Iranian women have for almost 150 years been struggling for freedom and equality. A couple of years before Seneca Falls [the 1848 convention that launched the women’s rights movement in the United States], a woman in Iran tore asunder her veil and delivered an erudite sermon to a bewildered audience. Women and men of Iran have fought for democracy, sovereignty, and independence ever since. These events are yet another stage in that long, almost Sisyphean, struggle.

The current protests are the latest manifestation of an incessant struggle by Iranian women and men for a secular, democratic Iran. The 1979 revolution was in reality an effort to create such a society. Clerical despotism, obsessively fighting the West, and being supinely subservient to Russia and China was not what the people fought for. The current stage of unrest is yet another effort to set the ship of state on its intended course.

 

Is there anything else you would like to add?
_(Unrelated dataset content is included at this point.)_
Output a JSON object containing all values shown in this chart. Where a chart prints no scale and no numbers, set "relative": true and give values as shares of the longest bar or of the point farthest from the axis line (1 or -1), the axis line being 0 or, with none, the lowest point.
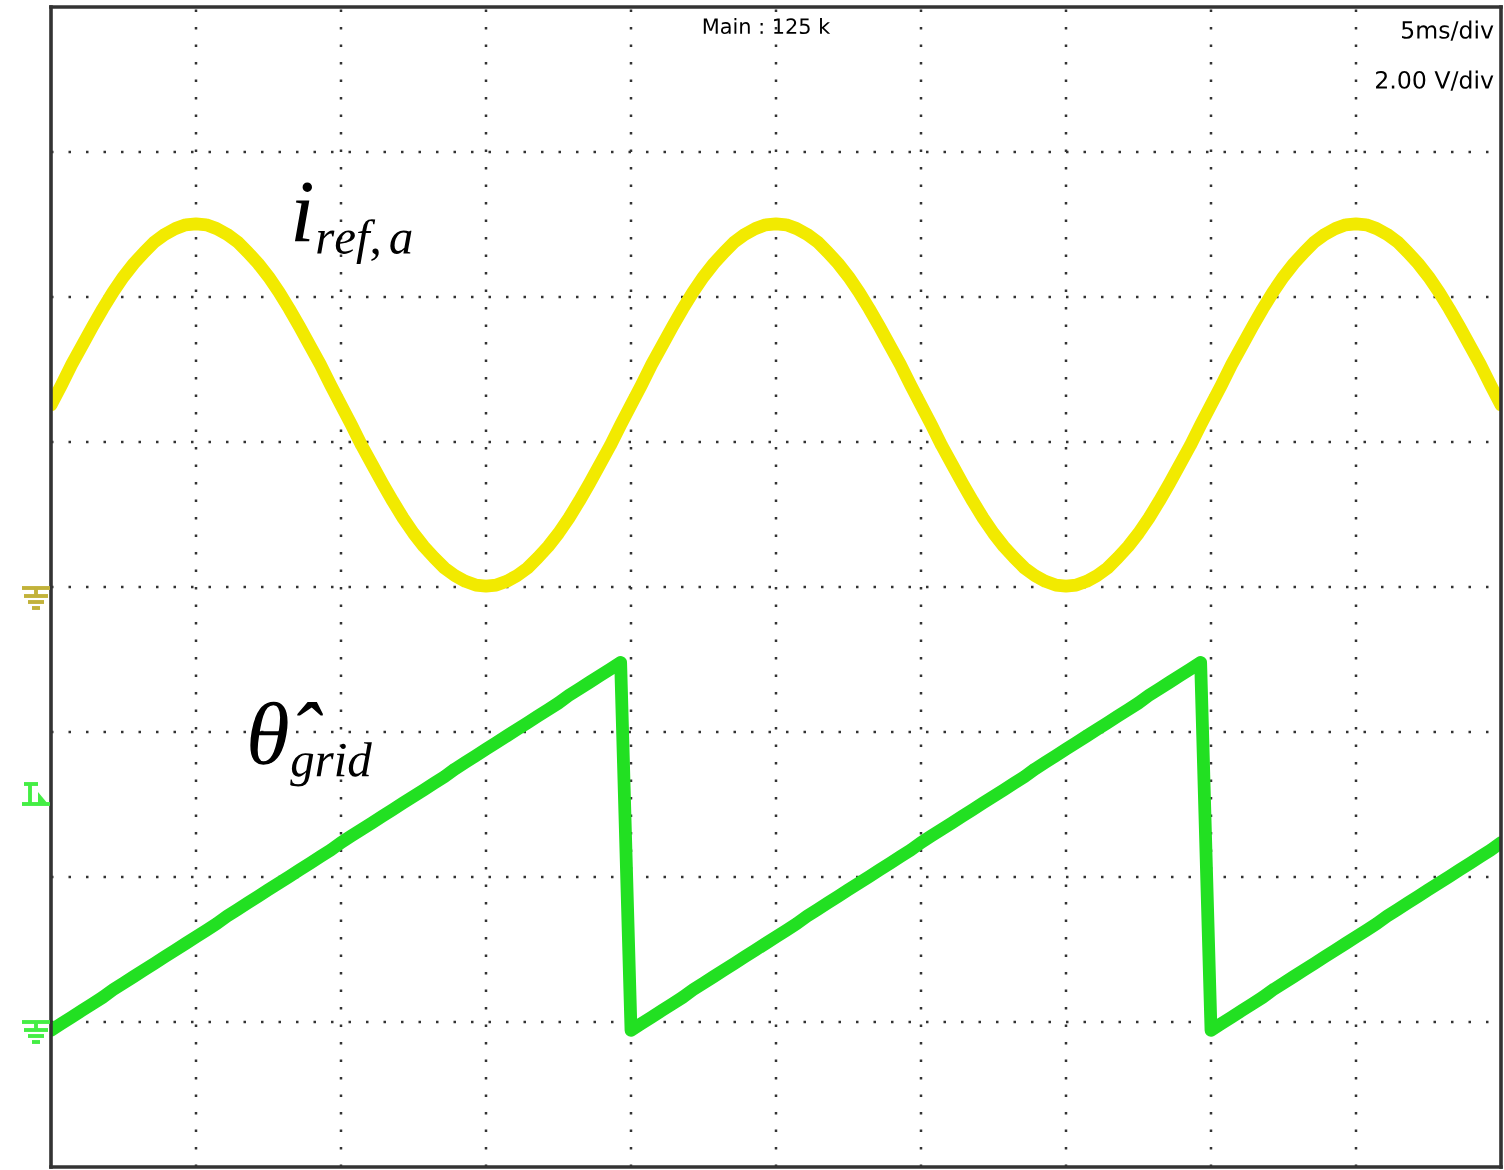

Iran is not a rogue Islamic regime. Iran is more defined by the likes of Mahsa Amini than the brutes who killed her and the regime peddlers who try to blame everyone – particularly Israel and the United States – for the calamity that is Iran and absolves the regime of its complicity.

Editor’s note: An earlier version of this story incorrectly said Iranian for Islamic in the answer to the last question and has been corrected. 

Milani is also an adjunct professor at the Center on Democracy, Development and the Rule of Law at the Freeman Spogli Institute for International Studies and a research fellow at the Hoover Institution. He is a founding co-director of the Iran Democracy Project.